Mögliche Strafen und Strafzeiten:

kleine Strafe (2 min) / kleine Bankstrafe (2 min gegen die Mannschaft) kleine Strafe + automatischer Disziplinarstrafe (2 + 10 min) große Strafe (5 min + automatisch Spieldauer-Disziplinarstrafe) Disziplinarstrafe (10 min) Spieldauer-Disziplinarstrafe (Restausschluss + 1 Spiel Sperre, Eintrag im Spielbericht: 20 min) Matchstrafe (5 min + Restausschluss + evtl. Spielsperren, Eintrag im Spielbericht: 25 min) Strafschuss (Penalty)
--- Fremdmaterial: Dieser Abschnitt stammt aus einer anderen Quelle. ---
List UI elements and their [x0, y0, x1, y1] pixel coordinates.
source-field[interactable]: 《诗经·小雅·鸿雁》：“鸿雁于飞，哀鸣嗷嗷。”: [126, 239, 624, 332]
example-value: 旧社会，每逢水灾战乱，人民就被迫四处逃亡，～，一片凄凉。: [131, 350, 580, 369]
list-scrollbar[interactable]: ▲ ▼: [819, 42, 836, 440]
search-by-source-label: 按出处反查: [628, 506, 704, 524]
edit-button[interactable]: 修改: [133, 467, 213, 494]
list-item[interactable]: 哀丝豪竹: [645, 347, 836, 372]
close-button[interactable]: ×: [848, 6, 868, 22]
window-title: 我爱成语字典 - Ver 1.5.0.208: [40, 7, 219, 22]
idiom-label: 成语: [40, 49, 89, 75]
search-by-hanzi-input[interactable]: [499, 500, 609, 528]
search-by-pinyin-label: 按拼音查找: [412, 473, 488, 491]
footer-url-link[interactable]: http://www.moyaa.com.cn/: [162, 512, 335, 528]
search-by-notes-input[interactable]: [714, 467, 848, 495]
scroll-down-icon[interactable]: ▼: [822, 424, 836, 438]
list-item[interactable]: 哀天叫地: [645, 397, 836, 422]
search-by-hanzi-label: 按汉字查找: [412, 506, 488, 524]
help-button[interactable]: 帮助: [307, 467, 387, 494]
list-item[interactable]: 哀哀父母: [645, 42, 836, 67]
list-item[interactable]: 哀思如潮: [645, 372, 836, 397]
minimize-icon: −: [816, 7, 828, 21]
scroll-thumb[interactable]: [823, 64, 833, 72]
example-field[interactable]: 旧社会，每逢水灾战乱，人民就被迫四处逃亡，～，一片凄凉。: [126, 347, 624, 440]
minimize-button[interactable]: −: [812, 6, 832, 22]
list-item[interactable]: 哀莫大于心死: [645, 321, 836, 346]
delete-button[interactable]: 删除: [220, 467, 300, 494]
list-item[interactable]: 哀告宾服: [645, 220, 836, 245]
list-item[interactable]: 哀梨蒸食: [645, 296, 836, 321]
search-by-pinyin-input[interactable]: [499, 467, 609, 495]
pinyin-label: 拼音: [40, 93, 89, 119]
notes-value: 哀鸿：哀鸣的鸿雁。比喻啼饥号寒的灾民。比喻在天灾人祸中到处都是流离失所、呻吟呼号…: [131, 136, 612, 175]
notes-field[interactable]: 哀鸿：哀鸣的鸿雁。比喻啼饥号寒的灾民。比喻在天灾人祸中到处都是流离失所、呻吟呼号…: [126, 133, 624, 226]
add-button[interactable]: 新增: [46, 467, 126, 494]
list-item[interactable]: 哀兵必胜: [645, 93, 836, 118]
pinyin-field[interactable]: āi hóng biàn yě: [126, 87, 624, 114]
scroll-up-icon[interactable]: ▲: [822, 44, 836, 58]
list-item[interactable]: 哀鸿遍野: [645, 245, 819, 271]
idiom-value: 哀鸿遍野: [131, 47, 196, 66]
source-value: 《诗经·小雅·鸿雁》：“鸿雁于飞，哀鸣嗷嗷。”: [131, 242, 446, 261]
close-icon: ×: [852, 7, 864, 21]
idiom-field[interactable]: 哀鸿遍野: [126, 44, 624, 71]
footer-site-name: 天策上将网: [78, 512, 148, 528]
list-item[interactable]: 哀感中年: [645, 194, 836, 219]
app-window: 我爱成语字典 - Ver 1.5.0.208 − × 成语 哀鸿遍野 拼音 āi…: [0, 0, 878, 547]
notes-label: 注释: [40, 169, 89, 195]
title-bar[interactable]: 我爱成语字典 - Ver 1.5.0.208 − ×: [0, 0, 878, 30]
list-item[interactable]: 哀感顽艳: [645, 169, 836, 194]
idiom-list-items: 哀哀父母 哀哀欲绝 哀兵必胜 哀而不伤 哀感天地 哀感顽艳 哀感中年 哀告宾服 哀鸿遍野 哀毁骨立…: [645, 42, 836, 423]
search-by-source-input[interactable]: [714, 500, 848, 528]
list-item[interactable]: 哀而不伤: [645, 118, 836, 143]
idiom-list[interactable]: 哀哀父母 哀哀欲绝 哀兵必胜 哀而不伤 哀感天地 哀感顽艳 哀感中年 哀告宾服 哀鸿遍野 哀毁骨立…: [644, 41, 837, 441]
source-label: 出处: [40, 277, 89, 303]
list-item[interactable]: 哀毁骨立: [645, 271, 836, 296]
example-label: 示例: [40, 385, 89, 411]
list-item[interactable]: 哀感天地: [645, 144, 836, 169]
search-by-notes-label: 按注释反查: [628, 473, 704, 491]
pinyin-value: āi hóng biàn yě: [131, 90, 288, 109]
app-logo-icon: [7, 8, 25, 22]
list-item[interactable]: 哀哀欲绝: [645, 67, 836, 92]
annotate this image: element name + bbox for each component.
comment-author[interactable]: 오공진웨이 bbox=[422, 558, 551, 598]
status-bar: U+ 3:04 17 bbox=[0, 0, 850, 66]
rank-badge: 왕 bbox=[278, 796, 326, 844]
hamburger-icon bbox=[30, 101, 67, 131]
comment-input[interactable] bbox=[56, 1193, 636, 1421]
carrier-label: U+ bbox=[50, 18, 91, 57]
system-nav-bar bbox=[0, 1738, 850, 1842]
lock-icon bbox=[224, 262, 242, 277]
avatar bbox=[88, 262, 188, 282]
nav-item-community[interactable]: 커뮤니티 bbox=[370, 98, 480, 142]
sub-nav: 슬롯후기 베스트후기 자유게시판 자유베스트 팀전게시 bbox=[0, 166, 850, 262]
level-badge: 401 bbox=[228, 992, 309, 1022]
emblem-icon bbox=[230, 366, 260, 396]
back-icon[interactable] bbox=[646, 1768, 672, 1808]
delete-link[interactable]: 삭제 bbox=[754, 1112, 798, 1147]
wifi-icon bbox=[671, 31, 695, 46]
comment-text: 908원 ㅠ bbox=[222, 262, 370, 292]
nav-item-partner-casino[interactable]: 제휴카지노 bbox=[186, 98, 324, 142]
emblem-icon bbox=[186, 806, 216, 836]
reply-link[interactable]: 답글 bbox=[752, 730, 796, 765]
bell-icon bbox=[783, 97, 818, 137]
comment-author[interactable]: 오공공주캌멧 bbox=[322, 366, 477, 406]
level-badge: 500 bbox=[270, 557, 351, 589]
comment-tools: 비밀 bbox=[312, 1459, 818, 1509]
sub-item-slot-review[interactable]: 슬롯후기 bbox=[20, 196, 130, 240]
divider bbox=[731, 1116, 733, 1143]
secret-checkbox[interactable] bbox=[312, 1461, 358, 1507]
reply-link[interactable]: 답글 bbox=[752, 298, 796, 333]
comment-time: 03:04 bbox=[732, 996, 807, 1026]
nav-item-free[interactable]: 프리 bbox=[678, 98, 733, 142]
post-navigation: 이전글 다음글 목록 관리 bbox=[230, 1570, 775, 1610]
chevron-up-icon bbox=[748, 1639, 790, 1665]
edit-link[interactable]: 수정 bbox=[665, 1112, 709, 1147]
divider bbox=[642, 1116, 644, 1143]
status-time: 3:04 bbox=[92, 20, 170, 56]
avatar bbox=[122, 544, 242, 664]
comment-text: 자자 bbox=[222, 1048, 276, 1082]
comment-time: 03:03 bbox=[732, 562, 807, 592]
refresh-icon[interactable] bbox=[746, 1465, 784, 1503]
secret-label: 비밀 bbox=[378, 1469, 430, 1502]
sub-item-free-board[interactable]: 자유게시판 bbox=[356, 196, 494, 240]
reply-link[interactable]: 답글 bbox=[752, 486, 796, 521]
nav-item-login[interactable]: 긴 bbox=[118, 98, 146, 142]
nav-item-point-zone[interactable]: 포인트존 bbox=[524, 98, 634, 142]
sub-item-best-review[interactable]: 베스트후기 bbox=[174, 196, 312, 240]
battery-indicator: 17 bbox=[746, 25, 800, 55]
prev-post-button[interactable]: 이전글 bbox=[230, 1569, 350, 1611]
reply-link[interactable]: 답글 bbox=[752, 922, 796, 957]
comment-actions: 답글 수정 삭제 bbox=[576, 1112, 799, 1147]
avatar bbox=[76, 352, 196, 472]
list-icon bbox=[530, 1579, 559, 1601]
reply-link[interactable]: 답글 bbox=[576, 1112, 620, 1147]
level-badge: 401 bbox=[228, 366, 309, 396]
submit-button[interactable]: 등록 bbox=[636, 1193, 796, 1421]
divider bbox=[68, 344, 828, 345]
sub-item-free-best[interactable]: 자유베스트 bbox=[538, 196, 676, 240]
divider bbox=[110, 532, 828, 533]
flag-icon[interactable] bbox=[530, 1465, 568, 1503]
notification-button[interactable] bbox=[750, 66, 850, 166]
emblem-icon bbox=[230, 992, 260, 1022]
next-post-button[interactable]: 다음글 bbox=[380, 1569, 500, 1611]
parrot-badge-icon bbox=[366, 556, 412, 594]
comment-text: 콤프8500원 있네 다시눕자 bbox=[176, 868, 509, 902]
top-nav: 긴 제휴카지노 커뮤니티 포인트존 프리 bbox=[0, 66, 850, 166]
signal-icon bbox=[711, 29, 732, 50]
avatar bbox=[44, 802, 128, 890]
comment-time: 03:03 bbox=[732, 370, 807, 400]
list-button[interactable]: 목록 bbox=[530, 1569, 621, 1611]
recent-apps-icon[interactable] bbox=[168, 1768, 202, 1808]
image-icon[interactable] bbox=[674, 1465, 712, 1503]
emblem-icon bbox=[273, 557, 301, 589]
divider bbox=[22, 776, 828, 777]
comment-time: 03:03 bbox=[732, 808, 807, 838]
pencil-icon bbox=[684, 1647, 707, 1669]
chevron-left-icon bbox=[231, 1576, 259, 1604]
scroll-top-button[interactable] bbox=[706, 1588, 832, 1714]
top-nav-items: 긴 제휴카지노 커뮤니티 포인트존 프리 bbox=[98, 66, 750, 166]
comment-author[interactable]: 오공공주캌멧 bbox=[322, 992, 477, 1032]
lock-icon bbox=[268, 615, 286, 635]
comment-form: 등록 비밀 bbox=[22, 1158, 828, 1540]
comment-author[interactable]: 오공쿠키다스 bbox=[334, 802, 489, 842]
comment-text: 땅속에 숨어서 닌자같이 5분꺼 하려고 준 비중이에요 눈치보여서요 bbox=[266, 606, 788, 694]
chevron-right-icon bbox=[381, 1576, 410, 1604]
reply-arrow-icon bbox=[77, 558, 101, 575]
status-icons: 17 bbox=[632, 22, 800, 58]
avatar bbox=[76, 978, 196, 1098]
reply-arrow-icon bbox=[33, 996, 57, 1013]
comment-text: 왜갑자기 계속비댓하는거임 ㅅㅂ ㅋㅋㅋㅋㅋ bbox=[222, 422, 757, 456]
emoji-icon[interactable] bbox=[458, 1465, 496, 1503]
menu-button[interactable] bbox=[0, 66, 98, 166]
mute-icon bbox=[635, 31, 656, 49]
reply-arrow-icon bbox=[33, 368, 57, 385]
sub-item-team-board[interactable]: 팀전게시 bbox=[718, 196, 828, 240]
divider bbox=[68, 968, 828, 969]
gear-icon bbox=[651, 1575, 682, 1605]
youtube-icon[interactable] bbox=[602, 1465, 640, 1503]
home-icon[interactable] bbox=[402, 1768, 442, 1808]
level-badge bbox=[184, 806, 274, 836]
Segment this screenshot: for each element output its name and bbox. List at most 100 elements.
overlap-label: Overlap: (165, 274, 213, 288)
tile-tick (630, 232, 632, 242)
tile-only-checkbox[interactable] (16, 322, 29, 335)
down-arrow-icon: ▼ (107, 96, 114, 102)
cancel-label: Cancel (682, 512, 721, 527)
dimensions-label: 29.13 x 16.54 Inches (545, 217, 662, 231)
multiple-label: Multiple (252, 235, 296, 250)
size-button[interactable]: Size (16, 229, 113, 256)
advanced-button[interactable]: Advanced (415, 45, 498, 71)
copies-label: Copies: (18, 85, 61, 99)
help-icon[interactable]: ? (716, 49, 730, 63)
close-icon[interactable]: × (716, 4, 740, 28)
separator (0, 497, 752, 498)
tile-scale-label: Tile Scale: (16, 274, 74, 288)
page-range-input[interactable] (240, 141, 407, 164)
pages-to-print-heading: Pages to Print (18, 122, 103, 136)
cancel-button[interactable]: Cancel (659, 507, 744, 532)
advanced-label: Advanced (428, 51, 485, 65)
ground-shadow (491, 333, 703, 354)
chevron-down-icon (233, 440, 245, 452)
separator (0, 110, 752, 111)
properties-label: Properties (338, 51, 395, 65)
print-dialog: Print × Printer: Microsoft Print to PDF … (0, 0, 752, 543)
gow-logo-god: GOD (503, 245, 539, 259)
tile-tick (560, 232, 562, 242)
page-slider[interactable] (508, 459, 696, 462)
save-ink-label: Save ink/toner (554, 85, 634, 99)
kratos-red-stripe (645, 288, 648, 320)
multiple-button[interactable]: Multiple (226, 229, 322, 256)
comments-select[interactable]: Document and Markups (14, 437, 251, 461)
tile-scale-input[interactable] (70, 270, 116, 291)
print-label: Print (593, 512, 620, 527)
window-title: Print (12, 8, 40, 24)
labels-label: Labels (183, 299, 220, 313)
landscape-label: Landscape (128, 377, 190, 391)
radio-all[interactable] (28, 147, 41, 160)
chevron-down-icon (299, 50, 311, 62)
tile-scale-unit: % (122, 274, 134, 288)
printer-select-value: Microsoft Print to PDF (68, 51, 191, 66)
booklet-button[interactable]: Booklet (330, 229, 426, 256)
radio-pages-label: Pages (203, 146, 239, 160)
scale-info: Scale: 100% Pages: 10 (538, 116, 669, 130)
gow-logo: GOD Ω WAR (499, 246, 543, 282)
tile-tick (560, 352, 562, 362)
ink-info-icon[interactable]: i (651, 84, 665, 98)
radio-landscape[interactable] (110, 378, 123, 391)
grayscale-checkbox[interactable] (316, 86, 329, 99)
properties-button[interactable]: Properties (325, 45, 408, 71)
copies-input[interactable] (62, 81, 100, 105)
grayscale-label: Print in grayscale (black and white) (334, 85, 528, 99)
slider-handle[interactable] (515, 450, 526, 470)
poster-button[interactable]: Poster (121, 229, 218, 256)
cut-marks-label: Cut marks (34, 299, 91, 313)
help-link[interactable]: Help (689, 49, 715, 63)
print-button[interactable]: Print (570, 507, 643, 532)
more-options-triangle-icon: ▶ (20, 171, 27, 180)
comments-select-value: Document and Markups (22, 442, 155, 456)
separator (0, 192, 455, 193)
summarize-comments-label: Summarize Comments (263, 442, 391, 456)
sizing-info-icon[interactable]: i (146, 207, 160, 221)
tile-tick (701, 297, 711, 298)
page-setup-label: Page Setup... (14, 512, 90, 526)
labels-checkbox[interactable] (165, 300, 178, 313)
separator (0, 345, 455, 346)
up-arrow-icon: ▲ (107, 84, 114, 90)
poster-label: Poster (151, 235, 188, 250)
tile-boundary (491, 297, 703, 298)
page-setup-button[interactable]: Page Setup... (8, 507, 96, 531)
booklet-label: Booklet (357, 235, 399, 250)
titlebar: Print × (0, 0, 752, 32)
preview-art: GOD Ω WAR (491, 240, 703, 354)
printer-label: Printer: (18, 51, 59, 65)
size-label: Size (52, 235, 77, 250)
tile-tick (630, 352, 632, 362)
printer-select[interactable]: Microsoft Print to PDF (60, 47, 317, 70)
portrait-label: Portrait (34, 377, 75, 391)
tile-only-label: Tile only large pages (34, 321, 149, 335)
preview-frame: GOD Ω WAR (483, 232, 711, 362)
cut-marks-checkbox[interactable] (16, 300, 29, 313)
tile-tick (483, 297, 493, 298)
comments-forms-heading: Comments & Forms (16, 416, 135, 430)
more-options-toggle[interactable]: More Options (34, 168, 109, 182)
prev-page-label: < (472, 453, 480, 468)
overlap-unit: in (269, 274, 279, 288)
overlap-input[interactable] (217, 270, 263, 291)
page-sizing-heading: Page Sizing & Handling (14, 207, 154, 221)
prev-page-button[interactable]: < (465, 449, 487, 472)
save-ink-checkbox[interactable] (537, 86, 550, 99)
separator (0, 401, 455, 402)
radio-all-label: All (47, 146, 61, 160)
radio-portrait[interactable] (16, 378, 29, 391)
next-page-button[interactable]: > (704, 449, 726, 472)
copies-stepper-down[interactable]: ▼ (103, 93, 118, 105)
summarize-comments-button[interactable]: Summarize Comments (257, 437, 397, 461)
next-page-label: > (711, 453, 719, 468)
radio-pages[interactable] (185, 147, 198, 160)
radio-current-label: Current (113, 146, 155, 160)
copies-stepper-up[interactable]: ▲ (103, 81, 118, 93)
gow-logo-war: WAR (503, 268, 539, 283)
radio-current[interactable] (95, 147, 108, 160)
Ob große oder kleine Disziplinarstrafen sie wird von dem Spieler gegen den die Strafe ausgesprochen wurde auf der Strafbank abgesessen. Wird ein Tor von der in der Überzahl spielenden Mannschaft erzielt, darf der Spieler (wenn er eine kleine Strafe verbüßt) sofort wieder auf das Eis. Keinen Einfluss hat ein Tor allerdings bei großen Strafen oder Disziplinarstrafen. Sitzen zwei Spieler auf der Strafbank, darf derjenige wieder auf das Eis dessen Strafe die geringste Restzeit aufweist. Abgesessen werden die Strafen auf der Strafbank, mit Ausnahme von dem Torhüter. Begeht der Torhüter eine Kleine- oder Disziplinarstrafe wird er durch einen vom Kapitän oder Trainer zu bezeichnenden Spieler der während des Vergehens auf dem Eis war vertreten. Begeht er eine große Strafe oder eine Zweite Disziplinarstrafe wird der Torhüter umgehend vom Spiel ausgeschlossen.